The room above the cafeteria housed 16 of us - 4 of us stayed till the end. Watching my roommates silently pack their bags and leave left me feeling doubtful. Maybe I should just pack up too.
The heat! After 9:00 AM the sweating would begin, yes, even when I was just sitting there doing nothing...I mean meditating. Seasoned mediators claimed (after we were allowed to talk again of course) that many a session they too faked it, the heat was just too much even for them!
I had thought not eating after lunch would be hard, such a long day with such little food. But this was never problem, who would have thought?
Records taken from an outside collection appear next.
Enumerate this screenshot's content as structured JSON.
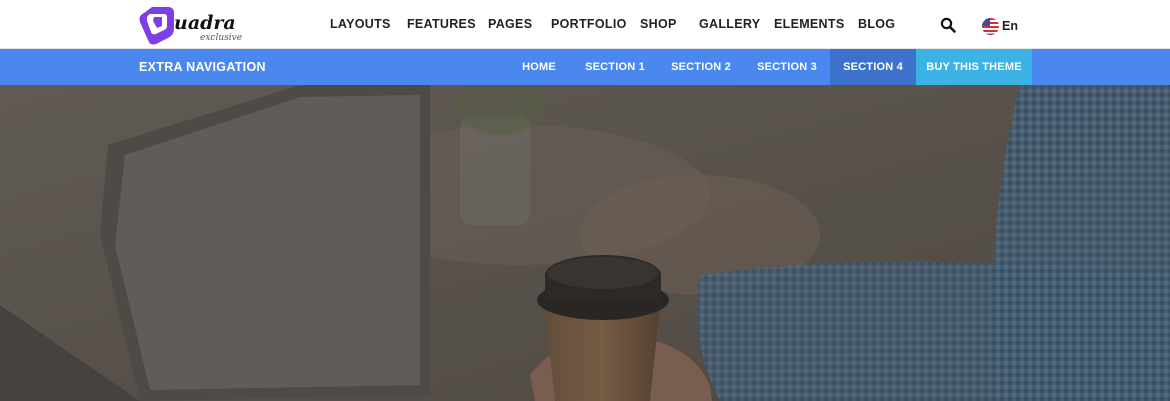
{
  "brand": {
    "logo_text": "uadra",
    "logo_tagline": "exclusive",
    "accent_color": "#7b3fe4"
  },
  "main_nav": {
    "items": [
      {
        "label": "LAYOUTS"
      },
      {
        "label": "FEATURES"
      },
      {
        "label": "PAGES"
      },
      {
        "label": "PORTFOLIO"
      },
      {
        "label": "SHOP"
      },
      {
        "label": "GALLERY"
      },
      {
        "label": "ELEMENTS"
      },
      {
        "label": "BLOG"
      }
    ],
    "search_icon": "search-icon",
    "language": {
      "label": "En",
      "flag": "us-flag-icon"
    }
  },
  "extra_nav": {
    "title": "EXTRA NAVIGATION",
    "bar_color": "#4a88f0",
    "items": [
      {
        "label": "HOME",
        "state": "normal"
      },
      {
        "label": "SECTION 1",
        "state": "normal"
      },
      {
        "label": "SECTION 2",
        "state": "normal"
      },
      {
        "label": "SECTION 3",
        "state": "normal"
      },
      {
        "label": "SECTION 4",
        "state": "active"
      },
      {
        "label": "BUY THIS THEME",
        "state": "cta"
      }
    ],
    "active_color": "#3d72cc",
    "cta_color": "#3cb3e4"
  },
  "hero": {
    "image": "person holding coffee cup beside laptop, dark overlay"
  }
}
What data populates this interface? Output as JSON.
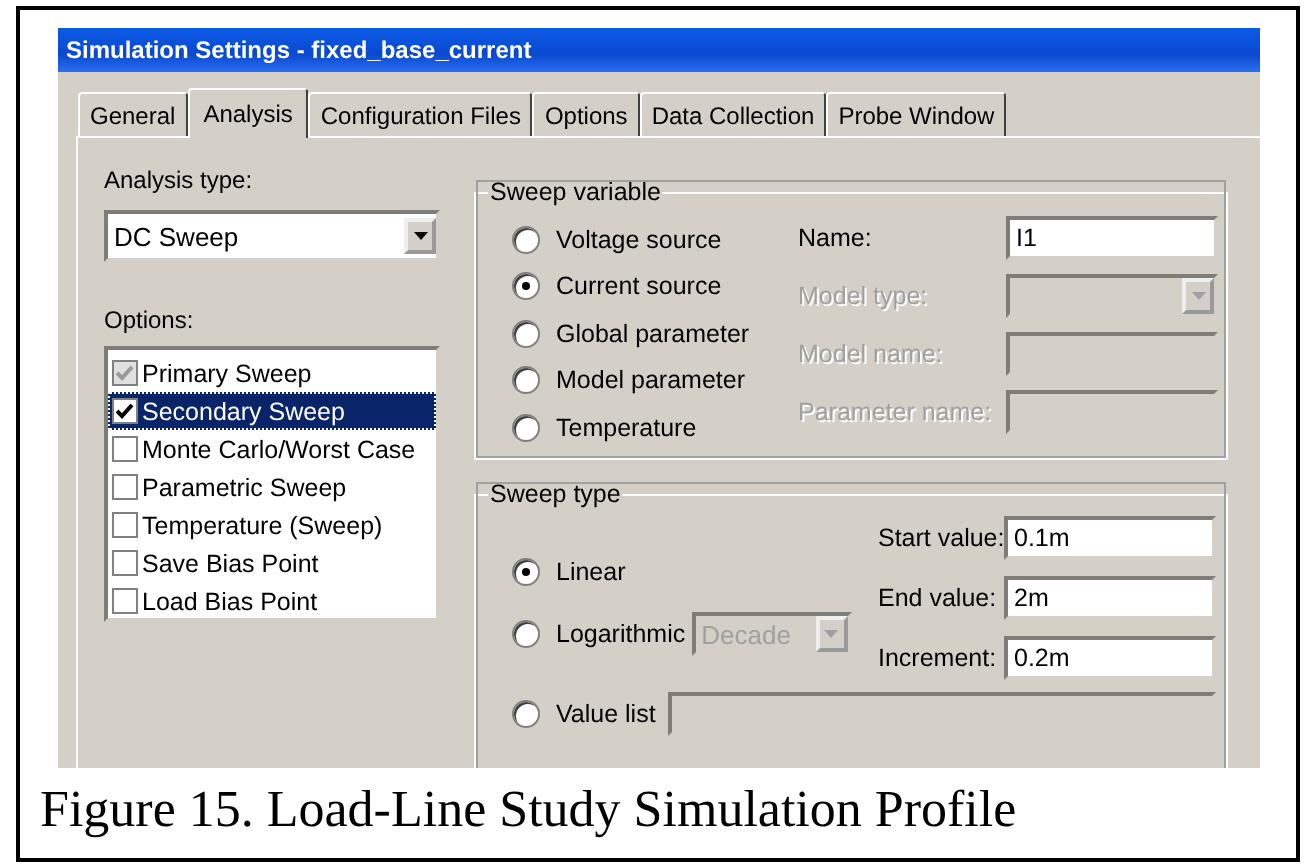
{
  "window": {
    "title": "Simulation Settings - fixed_base_current"
  },
  "tabs": [
    {
      "label": "General",
      "selected": false
    },
    {
      "label": "Analysis",
      "selected": true
    },
    {
      "label": "Configuration Files",
      "selected": false
    },
    {
      "label": "Options",
      "selected": false
    },
    {
      "label": "Data Collection",
      "selected": false
    },
    {
      "label": "Probe Window",
      "selected": false
    }
  ],
  "analysis_type": {
    "label": "Analysis type:",
    "value": "DC Sweep"
  },
  "options": {
    "label": "Options:",
    "items": [
      {
        "label": "Primary Sweep",
        "checked": true,
        "disabled": true,
        "selected": false
      },
      {
        "label": "Secondary Sweep",
        "checked": true,
        "disabled": false,
        "selected": true
      },
      {
        "label": "Monte Carlo/Worst Case",
        "checked": false,
        "disabled": false,
        "selected": false
      },
      {
        "label": "Parametric Sweep",
        "checked": false,
        "disabled": false,
        "selected": false
      },
      {
        "label": "Temperature (Sweep)",
        "checked": false,
        "disabled": false,
        "selected": false
      },
      {
        "label": "Save Bias Point",
        "checked": false,
        "disabled": false,
        "selected": false
      },
      {
        "label": "Load Bias Point",
        "checked": false,
        "disabled": false,
        "selected": false
      }
    ]
  },
  "sweep_variable": {
    "title": "Sweep variable",
    "choices": [
      {
        "label": "Voltage source",
        "selected": false
      },
      {
        "label": "Current source",
        "selected": true
      },
      {
        "label": "Global parameter",
        "selected": false
      },
      {
        "label": "Model parameter",
        "selected": false
      },
      {
        "label": "Temperature",
        "selected": false
      }
    ],
    "fields": [
      {
        "label": "Name:",
        "kind": "text",
        "value": "I1",
        "disabled": false
      },
      {
        "label": "Model type:",
        "kind": "dropdown",
        "disabled": true
      },
      {
        "label": "Model name:",
        "kind": "text",
        "disabled": true
      },
      {
        "label": "Parameter name:",
        "kind": "text",
        "disabled": true
      }
    ]
  },
  "sweep_type": {
    "title": "Sweep type",
    "choices": [
      {
        "label": "Linear",
        "selected": true
      },
      {
        "label": "Logarithmic",
        "selected": false,
        "dropdown": {
          "value": "Decade",
          "disabled": true
        }
      }
    ],
    "fields": [
      {
        "label": "Start value:",
        "value": "0.1m"
      },
      {
        "label": "End value:",
        "value": "2m"
      },
      {
        "label": "Increment:",
        "value": "0.2m"
      }
    ],
    "value_list": {
      "label": "Value list",
      "selected": false,
      "disabled": true
    }
  },
  "caption": "Figure 15.  Load-Line Study Simulation Profile"
}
DAY 9 - THE HARDEST, BUT ENDED UP THE BEST
They didn't tell us until day 8 that day 9 would be different. On this day, no lessons, no teaching - all meditation all day, oh, and did we mention no eating after breakfast? I was dreading it. A forced 24 hour fast, and I can't even sit for 15 minutes anymore it hurts so much, forget about meditation all day!
I had been able to get quite relaxed during meditation from Day 1 - 4, and even had had some 'nimitta' (visual images), but since day 4, nothing. I would sit and force myself not to move until the bell sounded. Focusing on 'letting go' of the pain in my back, or my leg. But on day 9 I told myself to relax, more if I needed to, and that since it was all day meditation, there wouldn't be a bell after 30 minutes, so there was nothing to wait for. Not to tight, not too loose, as our Yoga instructor would say.
I sat down, got relaxed and had a wonderful time sitting there, I felt a feeling of great joy and happiness come over me during the time I was meditation, and even after I stopped it was still there. I couldn't stop smiling. I was surprised at how few people were still sitting around me when I opened my eyes, I'ld been there what, maybe 35 minutes? I snuck to the front to check the clock, I had been there for over 1 hour and 20 minutes!! Wow! I couldn't stop grinning. So that was my one really amazing meditation experience, where I feel that I experience a bit of the 'pita and sukha' (satisfaction and joy) that people talk about that makes them addicted to meditation.
So, I made it to the finale, and am so glad I stayed right to the bitter end. On day 10 an 'open mike' session allowed people to go up and speak about their revelations through meditation, it was quite interesting and inspirational.
Leaving the retreat and entering the real world was more of a shock than I thought it would be. I had been warned that I would be sensitive when I 'got out' but wow. People talking all the time about nothing, traffic noises, hostility and fear in strangers faces, actions, suddenly you notice everything.
All in all, it was a wonderful experience and I'm glad I did it. I learned a lot during my 11 days at Suan Mokkh. I learned about life in general, about myself, about Buddhism, spirituality, about Thais, Yoga, meditation, love and compassion and Dhamma - the law of nature.
If there is one lesson I will strive the hardest to remember, and wish to pass on to all of you is this: live in the present. The past is over and the future is yet to come.